2. Fenomena Kognitif
Salah satu konsep kunci yang muncul dari eksperimen ini adalah disonansi kognitif, yang merujuk pada ketidaknyamanan mental yang dialami individu ketika mereka memiliki dua keyakinan yang bertentangan atau ketika perilaku mereka tidak sesuai dengan nilai-nilai pribadi mereka. Dalam konteks eksperimen Milgram:
- Rasionalisasi Perilaku: Banyak peserta yang mengalami disonansi kognitif mencari cara untuk menjelaskan atau membenarkan tindakan mereka. Mereka mungkin beralasan bahwa eksperimen itu penting untuk penelitian ilmiah, atau bahwa mereka tidak memiliki pilihan lain selain mematuhi perintah.
- Pengurangan Ketidaknyamanan: Untuk mengurangi ketidaknyamanan, peserta dapat mengubah pandangan mereka tentang tindakan yang mereka lakukan, dengan menganggap bahwa hukuman tersebut tidak menyebabkan kerusakan serius, meskipun sebenarnya mereka meragukannya.
C. Kontroversi dan Etika
Eksperimen Milgram menuai kritik yang signifikan dari berbagai kalangan, terutama terkait etika penelitian. Beberapa tantangan etis yang dihadapi meliputi:
- Dampak Psikologis pada Peserta: Banyak peserta mengalami stres emosional yang intens, kebingungan, dan rasa bersalah setelah menyadari bahwa mereka telah bersedia menyakiti orang lain. Beberapa peserta bahkan menangis dan tampak sangat terguncang selama eksperimen.

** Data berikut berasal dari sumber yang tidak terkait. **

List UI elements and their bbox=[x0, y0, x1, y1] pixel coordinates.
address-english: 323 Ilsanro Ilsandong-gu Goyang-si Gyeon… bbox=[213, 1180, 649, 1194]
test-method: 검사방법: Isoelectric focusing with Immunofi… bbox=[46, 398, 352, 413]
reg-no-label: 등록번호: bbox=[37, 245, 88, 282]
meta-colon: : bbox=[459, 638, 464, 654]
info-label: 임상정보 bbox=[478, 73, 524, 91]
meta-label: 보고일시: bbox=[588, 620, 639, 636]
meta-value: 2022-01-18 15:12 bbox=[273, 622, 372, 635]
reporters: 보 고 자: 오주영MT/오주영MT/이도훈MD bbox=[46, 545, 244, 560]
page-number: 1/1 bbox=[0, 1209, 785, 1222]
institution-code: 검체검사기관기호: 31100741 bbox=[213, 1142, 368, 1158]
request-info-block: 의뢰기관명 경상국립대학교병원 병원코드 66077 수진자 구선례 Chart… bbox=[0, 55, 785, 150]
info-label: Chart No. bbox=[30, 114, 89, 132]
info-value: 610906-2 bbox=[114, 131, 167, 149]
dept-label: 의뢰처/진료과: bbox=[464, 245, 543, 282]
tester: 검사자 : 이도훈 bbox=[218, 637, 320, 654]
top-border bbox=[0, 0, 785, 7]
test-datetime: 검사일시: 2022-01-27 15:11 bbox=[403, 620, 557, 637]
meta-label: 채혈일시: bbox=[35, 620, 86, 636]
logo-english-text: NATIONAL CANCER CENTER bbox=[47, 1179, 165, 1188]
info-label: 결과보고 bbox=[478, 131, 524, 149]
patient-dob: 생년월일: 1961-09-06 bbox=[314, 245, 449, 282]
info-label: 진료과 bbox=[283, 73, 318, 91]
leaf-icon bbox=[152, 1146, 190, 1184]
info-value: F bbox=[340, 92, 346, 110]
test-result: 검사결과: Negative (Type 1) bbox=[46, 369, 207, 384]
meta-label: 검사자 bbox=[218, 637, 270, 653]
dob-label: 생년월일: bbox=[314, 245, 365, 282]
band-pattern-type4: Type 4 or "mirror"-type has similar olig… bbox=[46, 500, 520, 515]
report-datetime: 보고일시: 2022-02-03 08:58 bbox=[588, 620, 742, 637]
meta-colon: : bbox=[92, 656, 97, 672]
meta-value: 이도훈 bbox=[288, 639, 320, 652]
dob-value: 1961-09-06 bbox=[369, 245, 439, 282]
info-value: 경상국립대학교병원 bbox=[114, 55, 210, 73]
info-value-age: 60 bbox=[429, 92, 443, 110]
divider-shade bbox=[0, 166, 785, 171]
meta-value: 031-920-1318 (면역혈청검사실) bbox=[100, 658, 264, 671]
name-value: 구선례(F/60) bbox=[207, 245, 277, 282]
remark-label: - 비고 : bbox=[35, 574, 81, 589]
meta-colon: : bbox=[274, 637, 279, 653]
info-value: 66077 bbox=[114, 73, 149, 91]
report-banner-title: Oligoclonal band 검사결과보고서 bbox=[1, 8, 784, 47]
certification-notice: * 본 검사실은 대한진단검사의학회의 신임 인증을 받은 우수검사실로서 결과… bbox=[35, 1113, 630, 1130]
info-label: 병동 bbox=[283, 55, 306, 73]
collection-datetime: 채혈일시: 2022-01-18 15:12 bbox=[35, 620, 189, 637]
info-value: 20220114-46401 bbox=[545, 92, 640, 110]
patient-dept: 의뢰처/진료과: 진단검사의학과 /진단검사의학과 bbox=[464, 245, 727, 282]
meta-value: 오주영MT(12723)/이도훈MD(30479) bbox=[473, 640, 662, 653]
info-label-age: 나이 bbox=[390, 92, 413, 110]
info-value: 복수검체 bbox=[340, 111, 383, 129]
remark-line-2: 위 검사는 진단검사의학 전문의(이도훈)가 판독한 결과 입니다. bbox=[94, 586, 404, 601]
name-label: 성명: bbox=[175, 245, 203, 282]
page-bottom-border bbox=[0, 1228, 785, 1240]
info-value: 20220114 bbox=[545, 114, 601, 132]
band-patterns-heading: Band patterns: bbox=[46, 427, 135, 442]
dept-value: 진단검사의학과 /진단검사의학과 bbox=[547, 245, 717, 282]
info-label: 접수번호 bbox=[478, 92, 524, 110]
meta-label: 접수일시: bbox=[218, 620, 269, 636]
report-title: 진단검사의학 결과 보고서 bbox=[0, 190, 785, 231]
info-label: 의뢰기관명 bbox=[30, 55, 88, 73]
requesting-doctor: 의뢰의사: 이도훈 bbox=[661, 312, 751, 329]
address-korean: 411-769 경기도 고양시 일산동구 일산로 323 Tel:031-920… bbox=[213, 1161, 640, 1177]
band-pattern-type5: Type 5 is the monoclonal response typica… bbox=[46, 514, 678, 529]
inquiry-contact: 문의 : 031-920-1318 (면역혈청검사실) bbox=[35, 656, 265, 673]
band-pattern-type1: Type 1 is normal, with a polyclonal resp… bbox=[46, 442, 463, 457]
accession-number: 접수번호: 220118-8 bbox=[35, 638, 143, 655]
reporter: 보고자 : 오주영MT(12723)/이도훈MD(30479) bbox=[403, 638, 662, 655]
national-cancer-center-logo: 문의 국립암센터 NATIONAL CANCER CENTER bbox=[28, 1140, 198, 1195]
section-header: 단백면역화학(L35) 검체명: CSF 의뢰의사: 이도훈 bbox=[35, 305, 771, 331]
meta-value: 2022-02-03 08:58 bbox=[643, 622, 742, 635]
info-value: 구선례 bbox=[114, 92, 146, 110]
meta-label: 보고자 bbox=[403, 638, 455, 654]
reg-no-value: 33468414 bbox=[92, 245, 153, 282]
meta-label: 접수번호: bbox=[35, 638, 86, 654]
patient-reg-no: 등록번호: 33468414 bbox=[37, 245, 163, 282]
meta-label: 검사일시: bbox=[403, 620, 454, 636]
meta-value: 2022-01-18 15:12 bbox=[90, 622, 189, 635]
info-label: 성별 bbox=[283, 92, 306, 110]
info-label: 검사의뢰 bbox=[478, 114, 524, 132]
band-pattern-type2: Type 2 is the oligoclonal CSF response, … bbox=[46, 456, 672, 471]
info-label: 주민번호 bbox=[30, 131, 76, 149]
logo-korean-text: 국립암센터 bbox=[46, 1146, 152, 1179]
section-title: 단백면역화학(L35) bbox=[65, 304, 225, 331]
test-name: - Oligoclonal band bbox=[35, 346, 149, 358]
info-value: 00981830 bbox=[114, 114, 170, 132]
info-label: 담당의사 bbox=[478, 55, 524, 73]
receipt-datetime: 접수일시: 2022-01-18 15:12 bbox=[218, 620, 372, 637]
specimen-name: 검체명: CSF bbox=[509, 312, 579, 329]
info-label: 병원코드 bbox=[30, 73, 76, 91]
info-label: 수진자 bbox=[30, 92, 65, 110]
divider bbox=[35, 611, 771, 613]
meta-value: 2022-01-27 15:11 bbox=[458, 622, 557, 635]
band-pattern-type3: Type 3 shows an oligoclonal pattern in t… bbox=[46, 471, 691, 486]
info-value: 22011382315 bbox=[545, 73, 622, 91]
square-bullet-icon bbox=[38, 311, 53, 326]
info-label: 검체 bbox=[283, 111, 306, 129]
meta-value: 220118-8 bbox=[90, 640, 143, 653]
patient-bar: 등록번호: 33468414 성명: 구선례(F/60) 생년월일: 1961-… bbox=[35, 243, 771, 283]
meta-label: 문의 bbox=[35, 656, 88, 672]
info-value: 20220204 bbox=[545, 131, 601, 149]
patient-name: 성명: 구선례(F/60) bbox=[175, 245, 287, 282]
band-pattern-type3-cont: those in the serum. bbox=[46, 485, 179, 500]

- Kurangnya Persetujuan yang Jelas: Meskipun peserta diberi informasi awal, banyak dari mereka tidak sepenuhnya menyadari sifat eksperimen atau kemungkinan dampak psikologisnya. Ini menimbulkan pertanyaan tentang validitas persetujuan yang mereka berikan.
- Manipulasi Emosional: Penelitian ini dianggap memanipulasi peserta secara emosional, dengan menciptakan situasi yang menguji batas moral mereka secara ekstrem, tanpa memberikan dukungan yang cukup setelah eksperimen selesai.